At street level, going by what happened in Shubra, these tactics are having some success and the return of the police is generally welcomed. Abu Hatem says that the police are chastened and no longer plant drugs on suspects as they used to. He says one reason the police fled so fast during the revolution was that "the lower ranking police officers were afraid to appear in the streets because they believed people they had falsely accused might kill them".

In the longer term, it may prove impossible for the army and police to restore the monopoly of power they enjoyed under the old regime. Egyptians retain a strong sense of hierarchy but power is fragmenting and the state is no longer absolute. The Interior Ministry in Cairo used to vet the promotion of everybody from judges to journalists. Even favourable mentions of the army in the press had to receive official permission.

But Cairo today is full of signs that this culture of subjugation is eroding. The street in which stands the enormous Interior Ministry building is sealed off by barbed wire and paramilitary police backed by armoured cars. But at one end of the street former policemen sacked last year were this week demonstrating to get their jobs back and chanting: "Ministry of the Interior, we are your children, we are not thieves." The Maspero building, where much of the state media is based, is ringed by barbed wire and defended by soldiers with machine guns, but this week its ground floor had been taken over by 600 striking engineers demanding higher pay.

The activists who packed Tahrir Square a year ago are dispirited and speak of the triumph of the counter-revolution. They fear that the army, police and intelligence services are re-establishing their authority. But power in post-Mubarak Egypt is divided and may become more so. The Muslim Brotherhood and military, who would like to keep a supervisory role, are engaged in a long-term struggle.

Everybody wants the revolution to improve their lives. Cairo bus drivers are on strike and have plenty to complain of. At the Moneib bus depot, Khalaf Sadk says: "I've worked on the buses for 16 years and I get 600 Egyptian pounds (£63) a month for working an eight- to 10-hour day." Often he is unable to complete his route because of traffic jams and engine failure on his decrepit bus. Another striker, Khalaf Abdul Kadr, says the Public Transport Authority "has no respect for its employees or their needs".

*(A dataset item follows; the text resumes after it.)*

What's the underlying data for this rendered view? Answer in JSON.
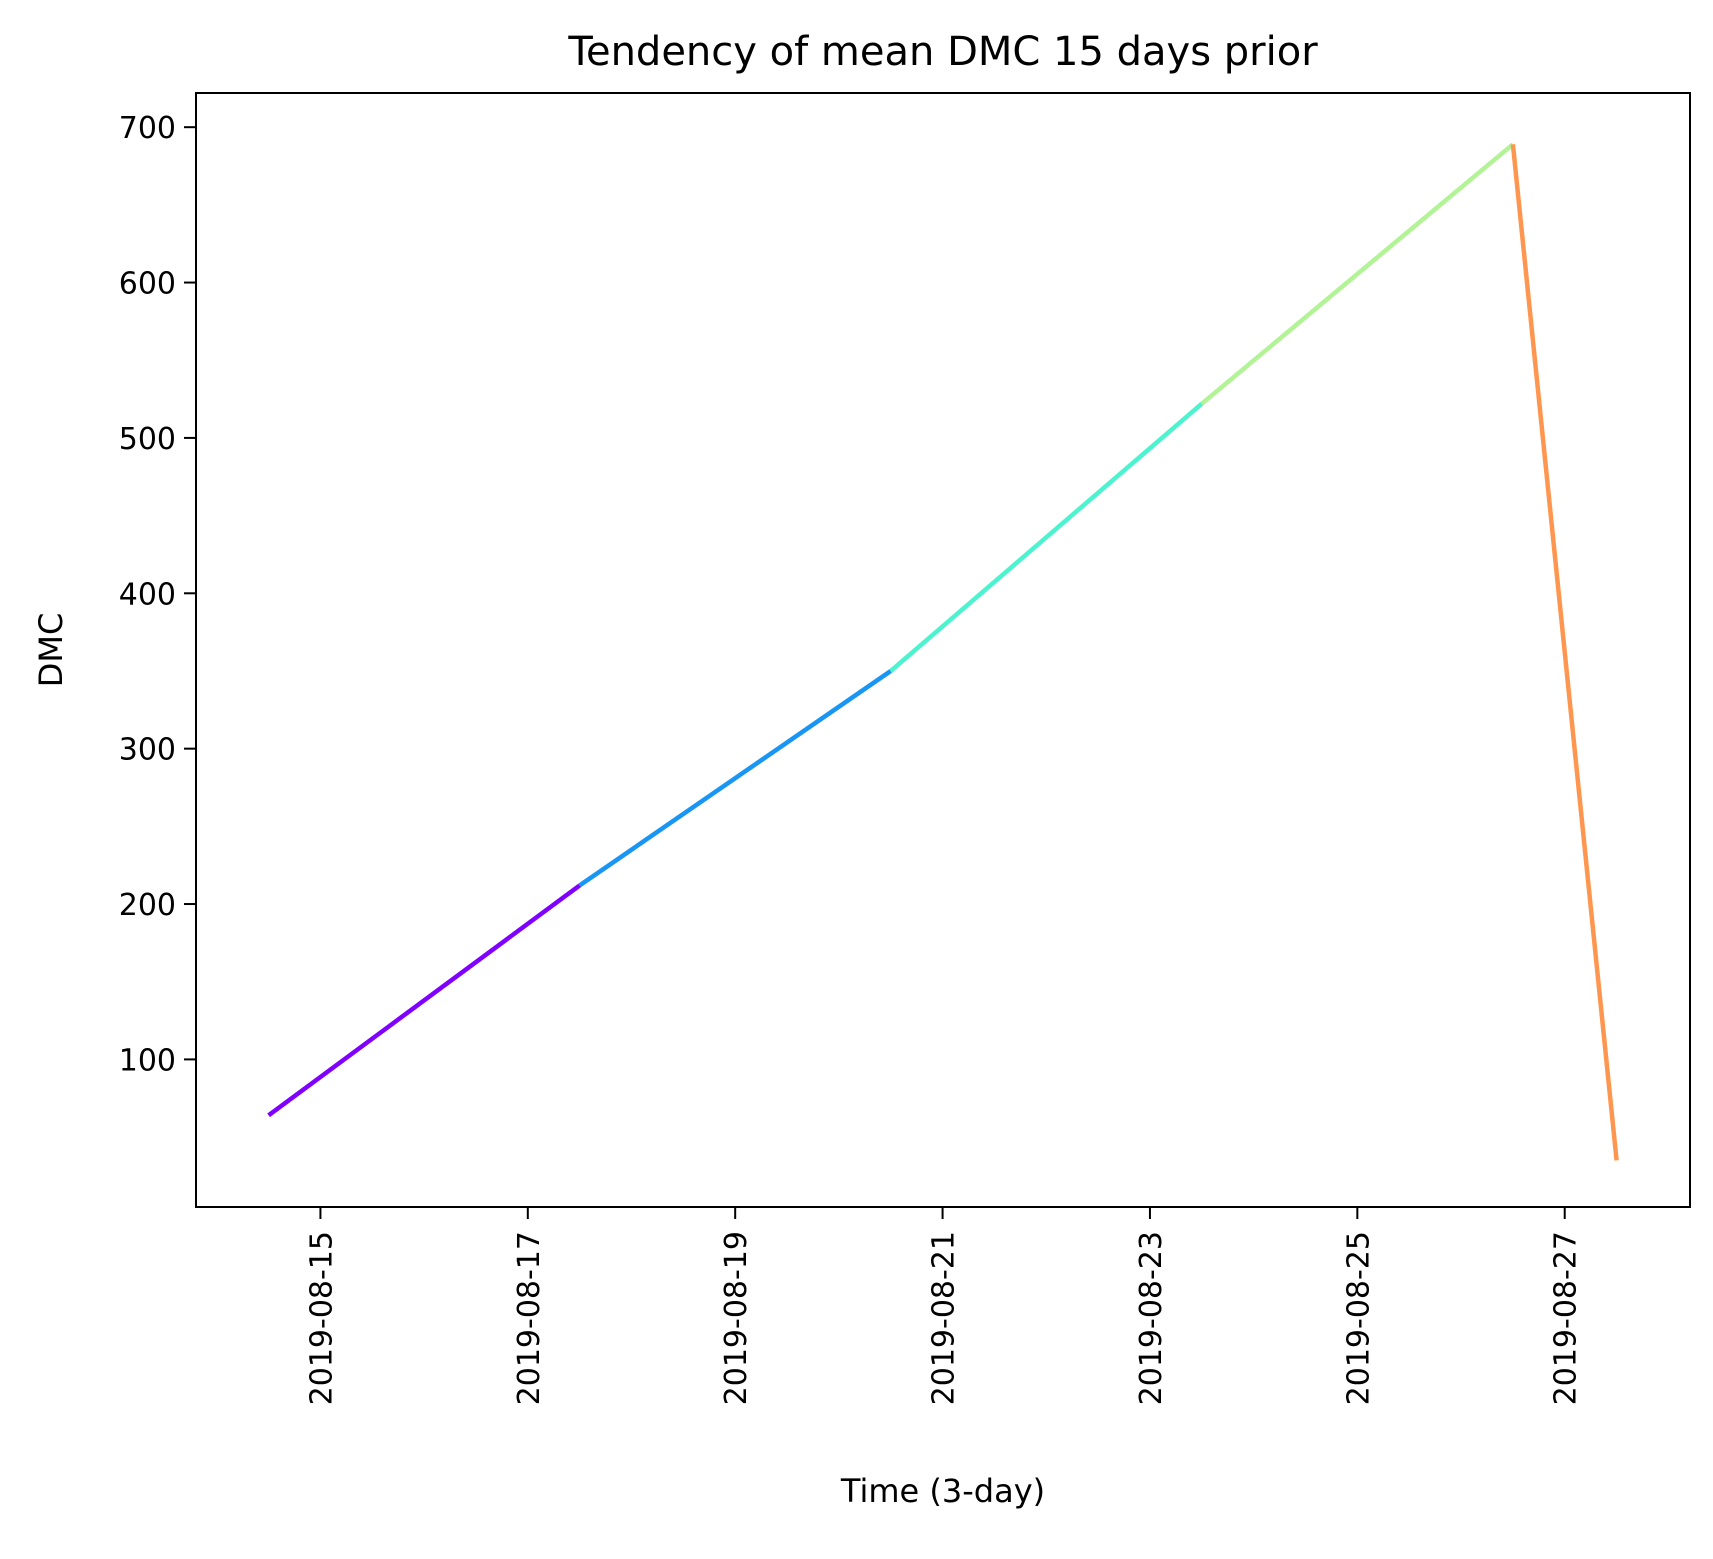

There is a deep cynicism about the motives and actions of the state among most Egyptians. For instance, there is a foot-and-mouth epidemic among cattle in Egypt, but butchers in Cairo believe that officials are exaggerating its extent because they stand to make money from a rise in the price of chicken and fish. Professor Fahmy says: "I think we are seeing a revolt against the modern Egyptian state system which was always against the welfare of Egyptians."

The political struggle means that none of the centres for power are really in charge or capable of taking important decisions. And this is at a moment when the Egyptian economy is teetering on the edge of crisis. Magda Kandil at the ECES sees the economic prospects as "dismal". She blames the authorities for pursuing populist policies, such as raising wages for state workers and stoking inflation. Central Bank reserves have fallen by more than half "and waves of capital outflow could be of the magnitude of $12bn". The government has been locked in negotiations with the IMF for a $3.2bn loan on which further aid from the Gulf oil states depends.

The Egyptian state machine is vast but dysfunctional at every level. Education and healthcare are inadequate and under-funded. A quarter of Egypt's 85 million people live in shanty towns. One-third of the government's budget is spent on subsidies, mostly for fuel, which benefit the better-off. Cheap gasoline means the streets are choked with traffic. Bottled butane gas used for cooking by the poor is heavily subsidised but subsidies are almost all siphoned off by middle men.

The authority of the Egyptian military and police will ebb unless they stage a coup which appears unlikely. But, even if they are edged out of power, it will take a long time to reconstruct the country they ruined during their 60-year-long rule.